Last week I received an email from my web host. It said that all customers needed to backup and move their data because their hosting services would be shutting down immediately. It was a strange email. After some digging, I found out that the reason for the shut down was that the CEO had just died. There was evidently no one who could step in and take over the business. So the decision was make to close.
Why would the unfortunate death of one employee, even a very high level employee, cause a business to shut down? Simply put, it is the lack of succession planning. What is succession planning and why is it important? Wikipedia has a good definition:
Succession planning is a process for identifying and developing internal people with the potential to fill key business leadership positions in the company. Succession planning increases the availability of experienced and capable employees that are prepared to assume these roles as they become available.

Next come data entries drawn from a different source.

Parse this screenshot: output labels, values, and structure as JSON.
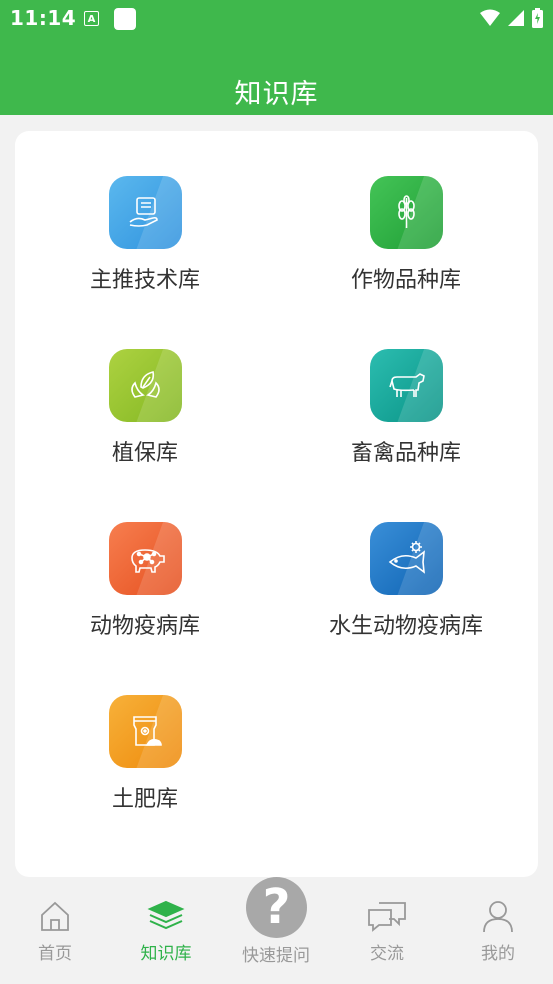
{
  "status": {
    "time": "11:14",
    "app_badge": "A"
  },
  "header": {
    "title": "知识库"
  },
  "grid": [
    {
      "label": "主推技术库",
      "icon": "hand-document-icon",
      "color": "#3ea3e6"
    },
    {
      "label": "作物品种库",
      "icon": "wheat-icon",
      "color": "#2bb040"
    },
    {
      "label": "植保库",
      "icon": "leaf-hand-icon",
      "color": "#96c52f"
    },
    {
      "label": "畜禽品种库",
      "icon": "cow-icon",
      "color": "#15a89a"
    },
    {
      "label": "动物疫病库",
      "icon": "pig-virus-icon",
      "color": "#f0623a"
    },
    {
      "label": "水生动物疫病库",
      "icon": "fish-virus-icon",
      "color": "#1b74c5"
    },
    {
      "label": "土肥库",
      "icon": "fertilizer-bag-icon",
      "color": "#f39a1b"
    }
  ],
  "tabs": [
    {
      "label": "首页",
      "icon": "home-icon",
      "active": false
    },
    {
      "label": "知识库",
      "icon": "layers-icon",
      "active": true
    },
    {
      "label": "快速提问",
      "icon": "question-icon",
      "active": false
    },
    {
      "label": "交流",
      "icon": "chat-icon",
      "active": false
    },
    {
      "label": "我的",
      "icon": "person-icon",
      "active": false
    }
  ],
  "colors": {
    "brand": "#3fb84c",
    "active_tab": "#2fb24a",
    "inactive_tab": "#999999"
  }
}
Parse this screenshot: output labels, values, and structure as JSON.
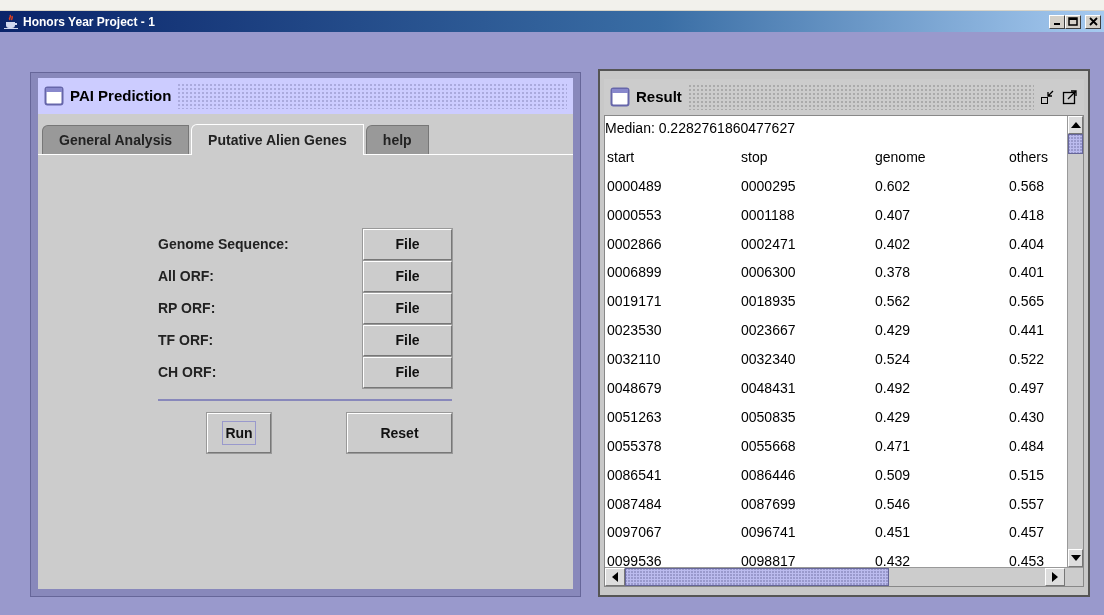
{
  "window": {
    "title": "Honors Year Project - 1"
  },
  "left_frame": {
    "title": "PAI Prediction",
    "tabs": [
      {
        "label": "General Analysis",
        "selected": false
      },
      {
        "label": "Putative Alien Genes",
        "selected": true
      },
      {
        "label": "help",
        "selected": false
      }
    ],
    "inputs": [
      {
        "label": "Genome Sequence:",
        "button": "File"
      },
      {
        "label": "All ORF:",
        "button": "File"
      },
      {
        "label": "RP ORF:",
        "button": "File"
      },
      {
        "label": "TF ORF:",
        "button": "File"
      },
      {
        "label": "CH ORF:",
        "button": "File"
      }
    ],
    "actions": [
      {
        "label": "Run",
        "focused": true
      },
      {
        "label": "Reset",
        "focused": false
      }
    ]
  },
  "right_frame": {
    "title": "Result",
    "median": "Median: 0.2282761860477627",
    "columns": [
      "start",
      "stop",
      "genome",
      "others"
    ],
    "rows": [
      [
        "0000489",
        "0000295",
        "0.602",
        "0.568"
      ],
      [
        "0000553",
        "0001188",
        "0.407",
        "0.418"
      ],
      [
        "0002866",
        "0002471",
        "0.402",
        "0.404"
      ],
      [
        "0006899",
        "0006300",
        "0.378",
        "0.401"
      ],
      [
        "0019171",
        "0018935",
        "0.562",
        "0.565"
      ],
      [
        "0023530",
        "0023667",
        "0.429",
        "0.441"
      ],
      [
        "0032110",
        "0032340",
        "0.524",
        "0.522"
      ],
      [
        "0048679",
        "0048431",
        "0.492",
        "0.497"
      ],
      [
        "0051263",
        "0050835",
        "0.429",
        "0.430"
      ],
      [
        "0055378",
        "0055668",
        "0.471",
        "0.484"
      ],
      [
        "0086541",
        "0086446",
        "0.509",
        "0.515"
      ],
      [
        "0087484",
        "0087699",
        "0.546",
        "0.557"
      ],
      [
        "0097067",
        "0096741",
        "0.451",
        "0.457"
      ],
      [
        "0099536",
        "0098817",
        "0.432",
        "0.453"
      ]
    ]
  }
}
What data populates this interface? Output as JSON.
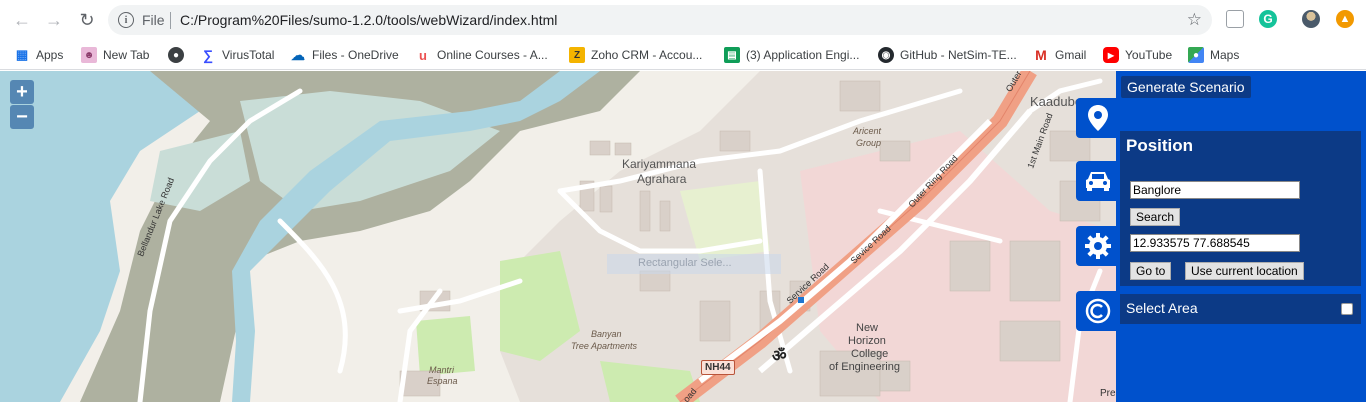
{
  "browser": {
    "url_scheme": "File",
    "url": "C:/Program%20Files/sumo-1.2.0/tools/webWizard/index.html",
    "bookmarks": [
      {
        "label": "Apps",
        "icon": "apps-grid-icon"
      },
      {
        "label": "New Tab",
        "icon": "newtab-icon"
      },
      {
        "label": "",
        "icon": "globe-icon"
      },
      {
        "label": "VirusTotal",
        "icon": "virustotal-icon"
      },
      {
        "label": "Files - OneDrive",
        "icon": "onedrive-icon"
      },
      {
        "label": "Online Courses - A...",
        "icon": "udemy-icon"
      },
      {
        "label": "Zoho CRM - Accou...",
        "icon": "zoho-icon"
      },
      {
        "label": "(3) Application Engi...",
        "icon": "sheets-icon"
      },
      {
        "label": "GitHub - NetSim-TE...",
        "icon": "github-icon"
      },
      {
        "label": "Gmail",
        "icon": "gmail-icon"
      },
      {
        "label": "YouTube",
        "icon": "youtube-icon"
      },
      {
        "label": "Maps",
        "icon": "maps-icon"
      }
    ]
  },
  "map": {
    "zoom_in": "+",
    "zoom_out": "−",
    "labels": {
      "kariyammana": "Kariyammana",
      "agrahara": "Agrahara",
      "kaadubees": "Kaadubees",
      "aricent": "Aricent",
      "group": "Group",
      "banyan": "Banyan",
      "tree_apartments": "Tree Apartments",
      "mantri": "Mantri",
      "espana": "Espana",
      "new": "New",
      "horizon": "Horizon",
      "college": "College",
      "of_engineering": "of Engineering",
      "bellandur_lake_road": "Bellandur Lake Road",
      "outer_ring_road": "Outer Ring Road",
      "service_road_1": "Service Road",
      "service_road_2": "Sevice Road",
      "first_main_road": "1st Main Road",
      "outer": "Outer",
      "nh44": "NH44",
      "om_symbol": "ॐ",
      "road_fragment": "oad",
      "pre_fragment": "Pre",
      "rectangular_select": "Rectangular Sele..."
    }
  },
  "panel": {
    "generate_label": "Generate Scenario",
    "position_title": "Position",
    "location_value": "Banglore",
    "search_label": "Search",
    "coords_value": "12.933575 77.688545",
    "goto_label": "Go to",
    "use_location_label": "Use current location",
    "select_area_label": "Select Area",
    "select_area_checked": false,
    "tabs": [
      "map-marker-icon",
      "car-icon",
      "gear-icon",
      "copyright-icon"
    ]
  },
  "colors": {
    "panel_bg": "#0051cc",
    "panel_section": "#0c3a86",
    "water": "#aad3df",
    "major_road": "#f0a085"
  }
}
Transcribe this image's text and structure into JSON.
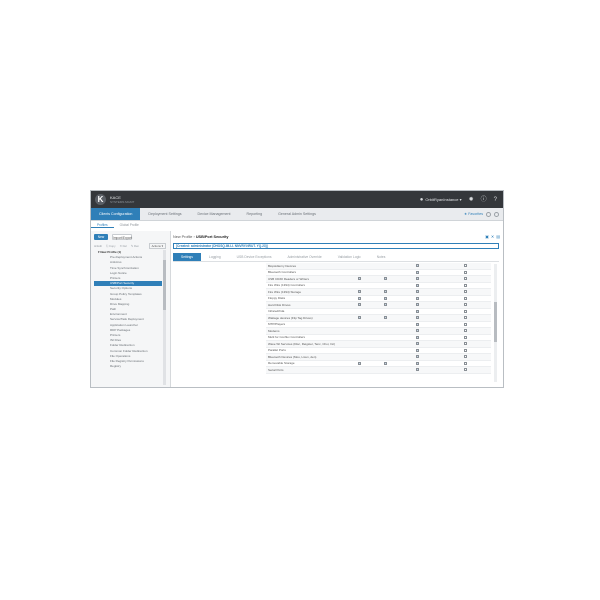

To put it another way, it is making sure that your “bus factor” is greater than 1. The loss of one employee (either though death, retirement, or a new job) should not cripple an organization or a department. This speaks directly to the Availability part of the C.I.A. (Confidentiality, Integrity, Availability) of data security.
What practical steps can we take to ensure at least a basic form of Succession Planning is in place?
Assign Primary and Secondary Roles
If we manage other people, we should designate a primary and a secondary person for each key role. It should never be the case that only one person has all of the knowledge of a certain subject or task in his head. There should always be a backup, someone who can take over when the primary goes on vacation or even leaves the company. The secondary doesn’t need to be an expert, but should at least know the basics and be able to perform most of the day to day tasks.
Cross Training and Knowledge Sharing
This is key for the secondary role to be effective. Again, the goal is to avoid a situation where all of the knowledge is kept in one person’s head. So primary and secondary roles should work together on major projects, troubleshooting, etc. It can also be very effective if the secondary takes the primary’s role for one day. Both will be present. This allows hands on experience to be paired with tutoring from the primary. Thus, the verbal knowledge can be reinforced through work.
Ah, yes. The word all of us dread. Even though it is a tedious process, every member of an IT department can help by documenting his or her regular activities. If you are responsible for a system, create Visio diagrams explaining the architecture. Create a how-to guide for common tasks. Create a basic troubleshooting guide for common problems. Basically, create any documentation YOU would like to have if you were asked to take over this role.
This is something that is very often overlooked in both large and small IT organizations. They do not have all of their administrative passwords stored in one secure, encrypted location. This can cause a lot of problems for an organization. One of the worst examples of this was Terry Childs, the FiberWAN administrator for San Francisco who refused to divulge the admin passwords after he was fired. This effectively locked the city of San Francisco out of their network. They could not perform any administrative functions on their switches or routers. No matter your opinion on the actions of Terry Childs or the city of San Francisco, it is clear that having one person with all the passwords is dangerous.
There are many different password vaults that can be used in any price range. If you have no budget for a password vault, passwords can be stored within a Keepass vault. Keepass is free and an excellent and secure way to store passwords. Of course, it has no auditing capabilities or granular access controls. If you can spare a little money, Manage Engine makes a product called Password Manager Pro that has full auditing, granular access controls, password approval workflows, session recording and a lot more. And, of course, on the high end is CyberArk. But whatever is used, make sure that administrative passwords are available if an employee leaves.
To conclude, succession planning is vital for an IT department. And every team member should ensure that his or her activities can be performed by another employee.